Monday, Feb. 23, 1998
Act of Terror
By JAMES COLLINS
On Sept. 15, 1963, a bomb went off at the Sixteenth Street Baptist Church in Birmingham, Ala., killing Denise McNair, 11, and Addie Mae Collins, Carole Robertson and Cynthia Wesley, all 14. It was a Sunday morning, and the four girls, dressed in white, were in the church basement, preparing to attend Sunday school and the monthly Youth Day service. As the panicked survivors fled from the explosion and police and ambulances arrived, the man convicted of the crime years later stood across the street enjoying the commotion.
In his documentary 4 Little Girls, which debuts on HBO on Feb. 23 at 9 p.m. E.T., Spike Lee sets out to tell the stories of the victims of the bombing and to explain why it happened when and where it did and the effect it had on the civil rights movement. The film was briefly in theatrical release last year, and has just been nominated for an Oscar. Shifting smoothly from the most poignant details of the girls' lives--Scout badges, a first pair of grownup shoes--to the actions of historical figures like the Rev. Martin Luther King Jr. and George Wallace, Lee succeeds in giving a subtle, intelligent and moving account of an event that starkly pitches good against evil. In his public statements the director is often strident, but his films tend to belie this trait, and in this case, when full-bore indignation would seem justified, he allows the horror and injustice of the tale to emerge unforced. Moreover, the film looks wonderful, gracefully edited, and lighted with an almost pearly quality.

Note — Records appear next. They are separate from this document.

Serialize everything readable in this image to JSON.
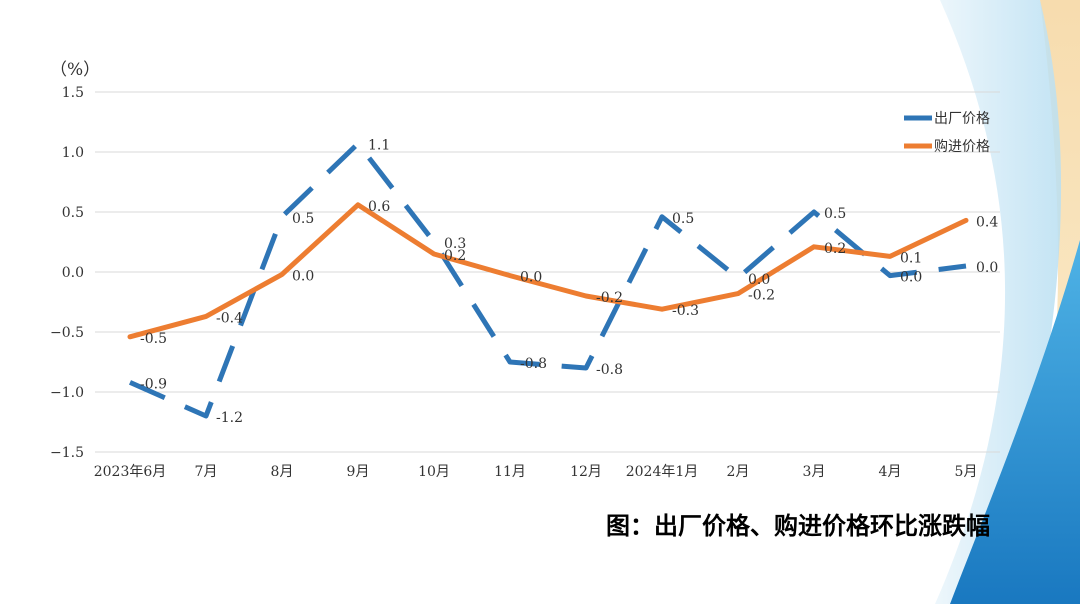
{
  "caption": "图：出厂价格、购进价格环比涨跌幅",
  "chart_data": {
    "type": "line",
    "title": "图：出厂价格、购进价格环比涨跌幅",
    "ylabel": "（%）",
    "xlabel": "",
    "categories": [
      "2023年6月",
      "7月",
      "8月",
      "9月",
      "10月",
      "11月",
      "12月",
      "2024年1月",
      "2月",
      "3月",
      "4月",
      "5月"
    ],
    "ylim": [
      -1.5,
      1.5
    ],
    "yticks": [
      "1.5",
      "1.0",
      "0.5",
      "0.0",
      "−0.5",
      "−1.0",
      "−1.5"
    ],
    "ytick_values": [
      1.5,
      1.0,
      0.5,
      0.0,
      -0.5,
      -1.0,
      -1.5
    ],
    "grid": true,
    "legend_position": "top-right",
    "series": [
      {
        "name": "出厂价格",
        "color": "#2e75b6",
        "style": "dashed",
        "values": [
          -0.92,
          -1.2,
          0.46,
          1.07,
          0.25,
          -0.75,
          -0.8,
          0.46,
          -0.05,
          0.5,
          -0.03,
          0.05
        ],
        "labels": [
          "-0.9",
          "-1.2",
          "0.5",
          "1.1",
          "0.3",
          "-0.8",
          "-0.8",
          "0.5",
          "0.0",
          "0.5",
          "0.0",
          "0.0"
        ]
      },
      {
        "name": "购进价格",
        "color": "#ed7d31",
        "style": "solid",
        "values": [
          -0.54,
          -0.37,
          -0.02,
          0.56,
          0.15,
          -0.03,
          -0.2,
          -0.31,
          -0.18,
          0.21,
          0.13,
          0.43
        ],
        "labels": [
          "-0.5",
          "-0.4",
          "0.0",
          "0.6",
          "0.2",
          "0.0",
          "-0.2",
          "-0.3",
          "-0.2",
          "0.2",
          "0.1",
          "0.4"
        ]
      }
    ]
  }
}
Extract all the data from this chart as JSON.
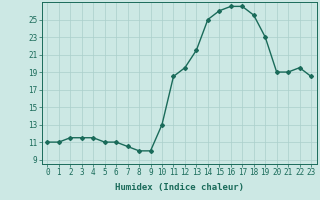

The narrative and moral center of 4 Little Girls is Chris McNair, Denise's father. Her mother and the relatives of the other victims provide heartbreaking testimony, but McNair has a gravity that provides ballast for the entire film. When, with his rich voice, he recalls how he explained to Denise why she couldn't eat at a segregated cafeteria, or discusses his favorite picture of her (taken with her Brownie camera in her bedroom as she clutches a blond doll), he conveys both deep pain and resoluteness.
The most terrible images in the film are the black-and-white postmortem photos of the girls, naked and caked with blood. But there are other unforgettable moments--old footage of the white tank that "Bull" Connor, Birmingham's notorious police chief, drove around the town; a recent interview with an aged George Wallace, who repeats over and over that his black attendant is his best friend; Carole Robertson's mother Alpha explaining how she has come to forgive.
The bombing, of course, had causes and consequences that went beyond the lives of the victims. For years the Rev. Fred Shuttlesworth had led protests against segregation in Birmingham. Eventually, he called on King for help, and the demonstrations intensified. Robert Chambliss responded, hoping his act of terror, the 21st bombing in Birmingham since 1956, would leave blacks begging for segregation. In fact, the blast energized the civil rights movement. Lee's eloquent film does justice to the young martyrs and to those who guaranteed that the girls' deaths, while tragic, would not also be meaningless.